LOVE POTION #9

REVIEWED BY CHARITY BISHOP

 

Our rating: 2 out of 5

Because of: sexual content, language, thematic elements

Rated:

 


I used to love the song by the same title, about the young man who went to a gypsy and received a love potion, then drank it and went about kissing random people on the street, before the bottle of potion was broken by an infuriated policeman. When the song began to play through the introduction credits, I had a feeling this movie was going to amuse me. It did.

 

Paul Matthews (Tate Donovan) has no success with women. Every time he tries to impress one, he strikes out. A geeky biochemist with no social skills and overly ambitious friends, his attempts to even talk to the beautiful girls he meets at the bar are thwarted by his own inadequacies. Having visited a gypsy fortune teller with his friends, the old crone gives him a potion that she promises will make any woman fascinated with what he has to say.
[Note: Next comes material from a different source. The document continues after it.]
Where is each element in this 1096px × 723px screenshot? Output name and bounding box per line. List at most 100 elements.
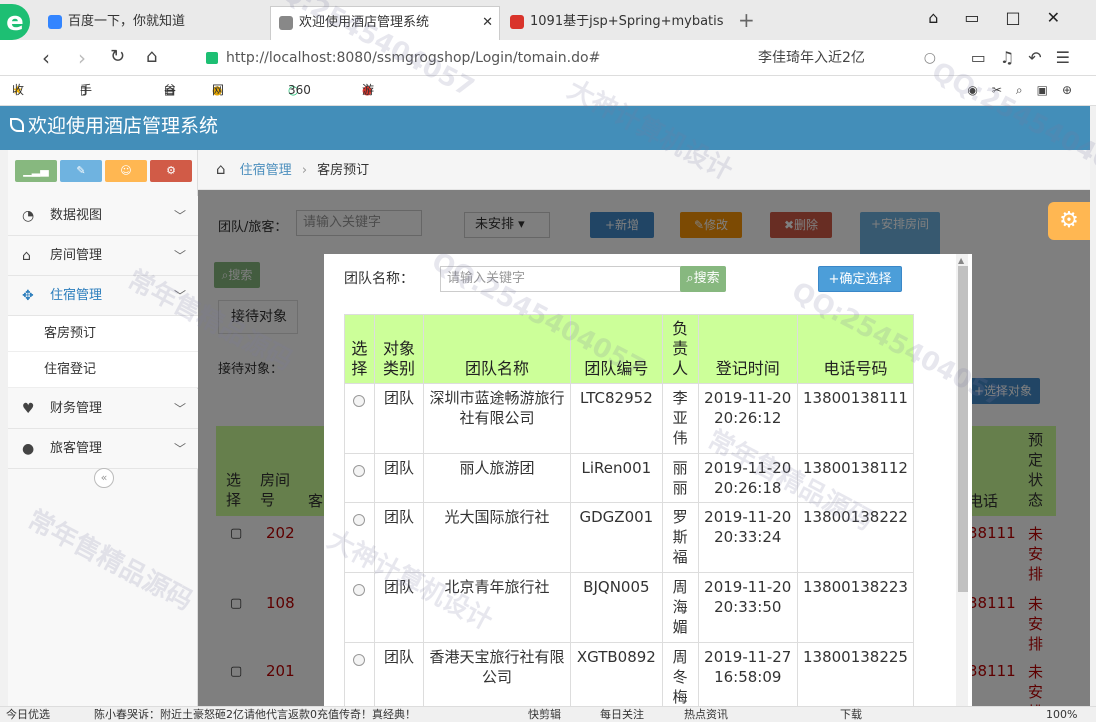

Tossing the smudge of scarlet potion into the trash can, Paul doesn't believe it's true until his cat accidentally gets into it. One meow has the household crawling with strays. Excited about the potential for such a drug, Paul takes it to his equally-socially-challenged partner Dianne Farrow (Sandra Bullock) and has her test-try it out on her monkeys. The drug drives them ballistic. 

 

Deciding it's time to give it a real test drive, the two split up the rest of the potion in a convenient mouth-spray and agree not to speak for two weeks. Paul heads back to the bar to humiliate the gorgeous blonde that turned him down the first time around. Dianne, quite by accident, lands herself a charming prince. Literally. The potion works so miraculously that the two of them are able to get everything they ever wanted, but in the hours they're not manipulating the eardrums of the opposite sex, the two of them are discovering that true love can be found right in the lab. Dianne and Paul seem destined for an everlasting love, when a former man in her life swoops in and carries her away. Paul is left confused, upset, and frustrated, but determined to get to the bottom of it and win back Dianne's heart.

 

One word to sum up this film in its entirety would be "quirky." It doesn't try to be believable and isn't, but the audience is having too much fun to care. It follows a non-predictable format (for the most part) and throws in some moments intended for nothing more than hilarity. Imagine what might happen if you could charm everyone you know into doing whatever you asked them to. One of the more amusing moments has a young woman being chased by all the men in the city. When finally cornered, she has them hop around on one foot and touch their finger to their nose. What was the most fun for me was seeing Sandra Bullock go from being "ugly" to "beautiful." She starts out as a gap-toothed geek with bad hair and thick glasses, and winds up the jaw-dropping lady we know and love. I liked her more than Paul, who simply didn't appeal to me for various reasons.

 

It's unfortunate that the film has a decent amount of sexual content, because otherwise it would be quite cute. Dianne has an on-and-off boyfriend that drops in for sex whenever he's feeling lonely. We see the very end of their latest tryst, before he gets out of bed and goes home. Paul has a woman graphically come on to him in the bar; she straddles his lap, kisses him passionately, and starts to unbuckle his pants. Once getting the hang of the love potion, he loads up on condoms and heads into a female college dorm. He and Dianne share a sexual relationship (implied through numerous afterglow sequences). In an apology for humiliating Paul in front of several women, a friend sends a hooker up to his apartment. She winds up spending an hour in his bathroom brushing her teeth, combing her hair, and ignoring him. After giving the monkeys the medication, one of the male chimps corners the female and humps the cage. There are a dozen profanities and several abuses of Jesus' name, along with some slapstick violence.

 

The gypsy woman that sells him the potion is a palm reader. The emphasis on her is more of sarcasm than any true liaison with the occult. I would have found it more charming if it wasn't so sexually focused, because the premise was quite cute and it did have numerous memorable moments.